The hierarchical binary CdS/NiO hollow heterogeneous architectures (HHAs) with p-n heterojunction are constructed by a facile microwave-assisted wet chemical process for high-efficient photocatalytic hydrogen evolution reaction (HER) from water. The asdesigned CdS/NiO HHAs are composed of hexagonal n-type CdS nanoparticles with a size in the range of 20–40 nm attaching to cubic p-type NiO hollow microspheres (HMSs) which are aggregates of porous nanoplates with a thickness of about 20 nm.
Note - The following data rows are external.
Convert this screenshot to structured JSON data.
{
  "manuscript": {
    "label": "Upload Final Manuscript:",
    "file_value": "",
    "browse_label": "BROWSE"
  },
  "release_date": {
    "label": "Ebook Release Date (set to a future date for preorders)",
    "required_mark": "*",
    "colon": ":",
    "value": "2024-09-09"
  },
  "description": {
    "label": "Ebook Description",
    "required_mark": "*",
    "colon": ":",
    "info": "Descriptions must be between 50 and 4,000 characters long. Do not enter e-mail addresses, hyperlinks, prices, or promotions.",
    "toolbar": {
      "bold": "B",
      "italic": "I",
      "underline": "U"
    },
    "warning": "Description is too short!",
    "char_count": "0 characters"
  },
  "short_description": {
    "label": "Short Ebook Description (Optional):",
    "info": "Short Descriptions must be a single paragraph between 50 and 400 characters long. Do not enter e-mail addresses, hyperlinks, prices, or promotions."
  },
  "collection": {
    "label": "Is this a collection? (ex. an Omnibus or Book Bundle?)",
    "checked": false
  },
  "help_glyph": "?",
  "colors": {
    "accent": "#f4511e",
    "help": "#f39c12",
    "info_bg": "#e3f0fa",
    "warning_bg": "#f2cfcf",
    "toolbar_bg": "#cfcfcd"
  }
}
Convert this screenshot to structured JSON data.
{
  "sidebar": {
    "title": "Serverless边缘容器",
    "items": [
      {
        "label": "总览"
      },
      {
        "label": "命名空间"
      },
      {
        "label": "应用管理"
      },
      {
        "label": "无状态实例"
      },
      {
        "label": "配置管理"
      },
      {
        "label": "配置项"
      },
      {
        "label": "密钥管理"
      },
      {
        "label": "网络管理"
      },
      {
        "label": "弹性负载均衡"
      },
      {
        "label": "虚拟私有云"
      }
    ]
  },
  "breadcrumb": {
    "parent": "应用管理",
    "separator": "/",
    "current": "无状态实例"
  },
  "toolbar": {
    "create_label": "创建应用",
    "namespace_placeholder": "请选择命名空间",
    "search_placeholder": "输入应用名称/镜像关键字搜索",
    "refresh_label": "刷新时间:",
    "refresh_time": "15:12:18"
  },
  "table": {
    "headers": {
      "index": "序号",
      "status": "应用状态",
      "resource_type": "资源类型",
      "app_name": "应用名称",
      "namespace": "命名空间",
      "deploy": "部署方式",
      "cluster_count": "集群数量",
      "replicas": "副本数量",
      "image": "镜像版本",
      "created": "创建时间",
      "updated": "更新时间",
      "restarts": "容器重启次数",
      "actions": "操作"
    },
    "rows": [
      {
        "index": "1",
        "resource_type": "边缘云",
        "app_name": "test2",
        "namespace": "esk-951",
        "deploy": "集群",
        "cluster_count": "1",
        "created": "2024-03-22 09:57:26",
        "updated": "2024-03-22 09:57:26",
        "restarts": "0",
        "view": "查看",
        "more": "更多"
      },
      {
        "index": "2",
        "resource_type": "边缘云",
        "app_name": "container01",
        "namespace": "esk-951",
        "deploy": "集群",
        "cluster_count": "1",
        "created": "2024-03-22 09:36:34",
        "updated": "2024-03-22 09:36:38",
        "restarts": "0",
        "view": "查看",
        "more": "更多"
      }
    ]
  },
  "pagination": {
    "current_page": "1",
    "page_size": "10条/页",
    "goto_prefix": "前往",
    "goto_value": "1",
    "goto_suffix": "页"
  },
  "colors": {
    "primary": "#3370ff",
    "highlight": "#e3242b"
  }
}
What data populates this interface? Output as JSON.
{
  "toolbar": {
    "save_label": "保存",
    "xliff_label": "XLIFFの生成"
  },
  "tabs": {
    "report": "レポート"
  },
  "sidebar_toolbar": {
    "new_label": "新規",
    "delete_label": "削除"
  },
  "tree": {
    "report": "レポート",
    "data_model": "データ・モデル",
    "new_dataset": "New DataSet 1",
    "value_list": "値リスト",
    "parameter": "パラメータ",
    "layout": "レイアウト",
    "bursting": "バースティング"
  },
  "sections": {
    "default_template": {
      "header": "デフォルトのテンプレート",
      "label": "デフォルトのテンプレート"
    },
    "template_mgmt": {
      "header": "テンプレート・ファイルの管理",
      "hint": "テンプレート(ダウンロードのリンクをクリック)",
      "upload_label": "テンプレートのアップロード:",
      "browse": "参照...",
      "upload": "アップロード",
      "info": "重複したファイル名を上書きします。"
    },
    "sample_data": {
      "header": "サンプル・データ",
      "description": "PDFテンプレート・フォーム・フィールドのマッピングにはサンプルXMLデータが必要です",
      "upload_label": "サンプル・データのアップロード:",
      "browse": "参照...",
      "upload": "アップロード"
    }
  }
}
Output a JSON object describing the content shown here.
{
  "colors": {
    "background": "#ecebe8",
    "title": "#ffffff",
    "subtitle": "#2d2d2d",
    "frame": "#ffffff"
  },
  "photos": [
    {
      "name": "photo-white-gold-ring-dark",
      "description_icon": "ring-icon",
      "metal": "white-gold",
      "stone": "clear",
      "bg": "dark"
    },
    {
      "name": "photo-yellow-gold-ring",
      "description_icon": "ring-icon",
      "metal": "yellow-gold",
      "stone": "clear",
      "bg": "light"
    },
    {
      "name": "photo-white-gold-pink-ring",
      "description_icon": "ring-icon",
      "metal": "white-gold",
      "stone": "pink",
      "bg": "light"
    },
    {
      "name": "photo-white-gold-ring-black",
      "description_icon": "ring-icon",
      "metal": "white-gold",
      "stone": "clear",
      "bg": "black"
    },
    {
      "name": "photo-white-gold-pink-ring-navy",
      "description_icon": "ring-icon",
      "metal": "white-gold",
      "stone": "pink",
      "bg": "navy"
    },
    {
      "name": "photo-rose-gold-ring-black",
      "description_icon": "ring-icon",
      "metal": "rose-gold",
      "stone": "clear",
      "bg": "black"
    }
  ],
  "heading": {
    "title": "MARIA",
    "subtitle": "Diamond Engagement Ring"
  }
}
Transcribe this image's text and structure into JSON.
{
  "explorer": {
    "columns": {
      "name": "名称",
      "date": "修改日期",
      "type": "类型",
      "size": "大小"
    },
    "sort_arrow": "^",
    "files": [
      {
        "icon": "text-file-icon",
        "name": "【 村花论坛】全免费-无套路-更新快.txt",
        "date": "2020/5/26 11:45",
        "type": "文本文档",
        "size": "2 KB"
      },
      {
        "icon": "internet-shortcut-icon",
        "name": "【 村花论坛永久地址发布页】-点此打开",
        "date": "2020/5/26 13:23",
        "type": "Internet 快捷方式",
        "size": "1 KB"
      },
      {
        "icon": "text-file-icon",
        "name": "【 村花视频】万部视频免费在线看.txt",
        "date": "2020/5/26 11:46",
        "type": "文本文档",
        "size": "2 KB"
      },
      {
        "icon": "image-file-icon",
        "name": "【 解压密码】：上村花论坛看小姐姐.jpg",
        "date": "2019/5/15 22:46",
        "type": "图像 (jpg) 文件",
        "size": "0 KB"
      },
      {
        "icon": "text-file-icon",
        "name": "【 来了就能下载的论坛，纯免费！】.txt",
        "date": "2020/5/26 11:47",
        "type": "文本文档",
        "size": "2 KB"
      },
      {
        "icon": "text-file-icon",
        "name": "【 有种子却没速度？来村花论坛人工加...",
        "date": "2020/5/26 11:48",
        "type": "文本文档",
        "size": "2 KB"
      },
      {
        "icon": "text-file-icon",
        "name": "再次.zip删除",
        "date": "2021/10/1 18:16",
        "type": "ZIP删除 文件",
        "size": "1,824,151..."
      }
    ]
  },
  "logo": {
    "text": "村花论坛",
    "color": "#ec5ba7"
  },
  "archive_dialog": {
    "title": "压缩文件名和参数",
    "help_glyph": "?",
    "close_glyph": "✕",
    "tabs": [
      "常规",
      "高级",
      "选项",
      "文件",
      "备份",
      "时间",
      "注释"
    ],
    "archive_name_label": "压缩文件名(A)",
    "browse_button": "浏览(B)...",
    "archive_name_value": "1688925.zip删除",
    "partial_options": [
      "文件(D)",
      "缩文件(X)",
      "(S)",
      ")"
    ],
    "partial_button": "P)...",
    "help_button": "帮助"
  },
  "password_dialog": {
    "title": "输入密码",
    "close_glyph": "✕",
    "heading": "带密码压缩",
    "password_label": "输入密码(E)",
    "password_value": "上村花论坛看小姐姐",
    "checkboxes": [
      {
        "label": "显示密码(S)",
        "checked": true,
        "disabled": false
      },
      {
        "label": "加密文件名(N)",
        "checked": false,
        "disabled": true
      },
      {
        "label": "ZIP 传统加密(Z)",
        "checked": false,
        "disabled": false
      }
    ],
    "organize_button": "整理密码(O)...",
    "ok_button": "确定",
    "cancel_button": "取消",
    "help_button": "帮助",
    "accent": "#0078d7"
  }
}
The photocatalytic water splitting over CdS/NiO HHAs is significantly increased under simulated solar irradiation, among which the most active sample of CdS/NiO-3 (the mass ratio of CdS to NiO is 1:3) exhibits the fastest photocatalytic HER rate of 1.77 mmol·g −1 ·h −1 , being 16.2 times than that of pure CdS. The boosted photocatalytic HER could be attributed to the synergistic effect on the proportional p-n heterojunction with special hierarchical hollow and porous morphology, an enhancement of visible light absorption, and an improvement of photoinduced charge separation as well as the photo-stability given by the composite heterojunction. This work shows a viable strategy to design the heterojunction with special morphology for the efficient hydrogen generation by water splitting utilizing solar energy.